High Blood Pressure
Benefits Of Antihypertensive Therapy
Several randomized, double-blind, placebo-controlled intervention studies have provided strong evidence in favor of treating hypertension in elderly patients. Reports of first outcome trials published in 1985 and 1991 that focused attention on systolo-diastolic hypertension showed a reduction in cardiovascular and cerebrovascular morbidity and mortality in patients over sixty-five years old (Amery et al.; Dahlöf et al.; Medical Research Council).
More recent trials have specifically addressed the problem of isolated systolic hypertension. A meta-analysis by Staessen et al. (2000) showed that in 15,693 patients with isolated systolic hypertension who were included in eight trials, antihypertensive treatment reduced stroke by 30 percent. Total mortality decreased by 13 percent, cardiovascular mortality by 18 percent, all cardiovascular complications by 26 percent, and coronary events by 23 percent. Treatment prevented strokes more effectively than it prevented coronary events.
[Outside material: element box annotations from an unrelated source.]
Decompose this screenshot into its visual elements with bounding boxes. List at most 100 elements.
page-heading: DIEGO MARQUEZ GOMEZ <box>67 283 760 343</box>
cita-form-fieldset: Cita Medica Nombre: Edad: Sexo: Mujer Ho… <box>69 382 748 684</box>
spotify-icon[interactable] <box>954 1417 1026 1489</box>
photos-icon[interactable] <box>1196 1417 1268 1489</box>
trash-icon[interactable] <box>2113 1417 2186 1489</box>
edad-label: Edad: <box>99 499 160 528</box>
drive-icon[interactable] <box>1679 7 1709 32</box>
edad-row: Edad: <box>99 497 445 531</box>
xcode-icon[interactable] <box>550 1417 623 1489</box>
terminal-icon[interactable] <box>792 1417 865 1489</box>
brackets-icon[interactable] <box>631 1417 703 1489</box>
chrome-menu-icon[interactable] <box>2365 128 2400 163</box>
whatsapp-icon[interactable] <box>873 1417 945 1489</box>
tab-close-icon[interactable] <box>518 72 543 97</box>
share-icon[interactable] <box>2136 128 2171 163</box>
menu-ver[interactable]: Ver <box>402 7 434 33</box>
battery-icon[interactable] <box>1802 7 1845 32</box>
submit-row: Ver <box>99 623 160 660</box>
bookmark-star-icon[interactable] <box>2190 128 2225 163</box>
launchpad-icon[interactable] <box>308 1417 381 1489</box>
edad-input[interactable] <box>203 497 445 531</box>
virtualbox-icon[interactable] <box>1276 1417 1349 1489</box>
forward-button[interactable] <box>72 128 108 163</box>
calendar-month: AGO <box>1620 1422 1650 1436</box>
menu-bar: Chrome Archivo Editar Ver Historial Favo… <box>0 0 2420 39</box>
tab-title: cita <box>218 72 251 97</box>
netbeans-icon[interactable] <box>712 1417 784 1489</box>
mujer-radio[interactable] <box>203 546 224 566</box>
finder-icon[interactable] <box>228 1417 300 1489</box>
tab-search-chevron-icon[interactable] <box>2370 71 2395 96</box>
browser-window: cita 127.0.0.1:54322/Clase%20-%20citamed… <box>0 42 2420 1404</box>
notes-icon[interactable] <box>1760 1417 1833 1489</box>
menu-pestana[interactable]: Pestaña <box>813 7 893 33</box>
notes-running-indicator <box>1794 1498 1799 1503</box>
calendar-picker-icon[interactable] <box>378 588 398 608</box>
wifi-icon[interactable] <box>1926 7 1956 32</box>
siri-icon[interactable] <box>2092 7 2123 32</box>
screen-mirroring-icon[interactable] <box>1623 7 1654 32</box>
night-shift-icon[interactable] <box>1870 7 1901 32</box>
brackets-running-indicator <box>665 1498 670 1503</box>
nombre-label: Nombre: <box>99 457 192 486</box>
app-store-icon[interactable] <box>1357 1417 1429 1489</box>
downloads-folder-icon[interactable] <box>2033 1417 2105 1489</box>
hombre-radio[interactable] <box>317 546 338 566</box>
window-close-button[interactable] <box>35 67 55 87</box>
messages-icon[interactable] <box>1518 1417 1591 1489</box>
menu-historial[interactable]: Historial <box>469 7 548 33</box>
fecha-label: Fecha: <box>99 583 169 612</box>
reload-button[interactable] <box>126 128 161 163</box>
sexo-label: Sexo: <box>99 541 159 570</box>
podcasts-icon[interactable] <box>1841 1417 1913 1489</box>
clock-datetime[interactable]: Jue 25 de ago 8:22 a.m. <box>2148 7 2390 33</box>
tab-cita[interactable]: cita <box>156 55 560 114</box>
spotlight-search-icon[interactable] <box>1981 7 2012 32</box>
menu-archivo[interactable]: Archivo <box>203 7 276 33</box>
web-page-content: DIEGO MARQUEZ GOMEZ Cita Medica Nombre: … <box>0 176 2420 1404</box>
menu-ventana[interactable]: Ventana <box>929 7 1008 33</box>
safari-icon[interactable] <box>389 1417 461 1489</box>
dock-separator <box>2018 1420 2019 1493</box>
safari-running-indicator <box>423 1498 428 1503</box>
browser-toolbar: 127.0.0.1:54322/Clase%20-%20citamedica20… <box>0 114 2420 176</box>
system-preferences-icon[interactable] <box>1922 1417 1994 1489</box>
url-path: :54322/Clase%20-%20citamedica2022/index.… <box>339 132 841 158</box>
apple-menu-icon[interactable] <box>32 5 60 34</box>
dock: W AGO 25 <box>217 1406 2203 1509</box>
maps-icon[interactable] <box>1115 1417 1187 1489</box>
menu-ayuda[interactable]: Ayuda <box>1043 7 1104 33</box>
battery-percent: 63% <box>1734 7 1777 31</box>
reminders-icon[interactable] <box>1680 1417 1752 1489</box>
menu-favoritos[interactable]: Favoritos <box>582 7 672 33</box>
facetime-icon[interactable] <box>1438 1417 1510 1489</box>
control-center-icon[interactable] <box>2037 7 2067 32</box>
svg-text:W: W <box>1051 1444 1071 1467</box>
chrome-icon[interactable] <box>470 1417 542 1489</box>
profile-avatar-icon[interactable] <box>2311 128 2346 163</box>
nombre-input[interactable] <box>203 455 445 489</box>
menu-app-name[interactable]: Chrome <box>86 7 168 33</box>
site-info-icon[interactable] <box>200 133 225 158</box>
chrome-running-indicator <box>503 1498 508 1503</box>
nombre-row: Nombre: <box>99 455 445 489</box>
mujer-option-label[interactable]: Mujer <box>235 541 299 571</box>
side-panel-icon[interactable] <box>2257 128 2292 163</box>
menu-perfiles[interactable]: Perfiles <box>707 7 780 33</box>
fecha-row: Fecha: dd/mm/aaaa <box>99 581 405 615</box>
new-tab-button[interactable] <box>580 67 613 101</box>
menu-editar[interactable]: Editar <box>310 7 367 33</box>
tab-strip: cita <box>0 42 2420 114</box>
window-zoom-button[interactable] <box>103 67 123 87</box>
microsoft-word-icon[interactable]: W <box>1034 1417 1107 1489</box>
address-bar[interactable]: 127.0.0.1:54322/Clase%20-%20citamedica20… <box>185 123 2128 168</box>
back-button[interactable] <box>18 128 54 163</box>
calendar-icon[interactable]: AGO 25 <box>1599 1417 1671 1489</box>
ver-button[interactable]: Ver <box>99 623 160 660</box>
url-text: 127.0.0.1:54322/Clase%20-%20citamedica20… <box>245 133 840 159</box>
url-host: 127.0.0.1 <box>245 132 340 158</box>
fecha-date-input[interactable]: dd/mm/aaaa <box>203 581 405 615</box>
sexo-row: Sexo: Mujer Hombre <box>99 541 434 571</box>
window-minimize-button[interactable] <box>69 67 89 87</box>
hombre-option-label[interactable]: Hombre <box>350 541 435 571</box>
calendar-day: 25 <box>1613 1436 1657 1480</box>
An important finding in the investigation of systolic hypertension in Europe (Syst-Eur; Forette et al., 1998) was that in older people with isolated systolic hypertension, antihypertensive treatment that started with the calcium-channel blocker nitrendipine significantly reduced the incidence of dementia, from 7.7 to 3.8 per 1000 person-years. The incidence of Alzheimer's disease dropped even more after such treatment than that of vascular or mixed dementia. By contrast, in the Systolic Hypertension in the Elderly Program (SHEP), active treatment based on diuretics and beta-blockers failed to reduce the incidence of dementia significantly. These negative results argue against conferring protection simply by lowering blood pressure. In the mechanism of dementia prevention, calcium-channel blockers might have a neuroprotective effect. The potential importance of the Syst-Eur results for public health policies warrants confirmation by other trials.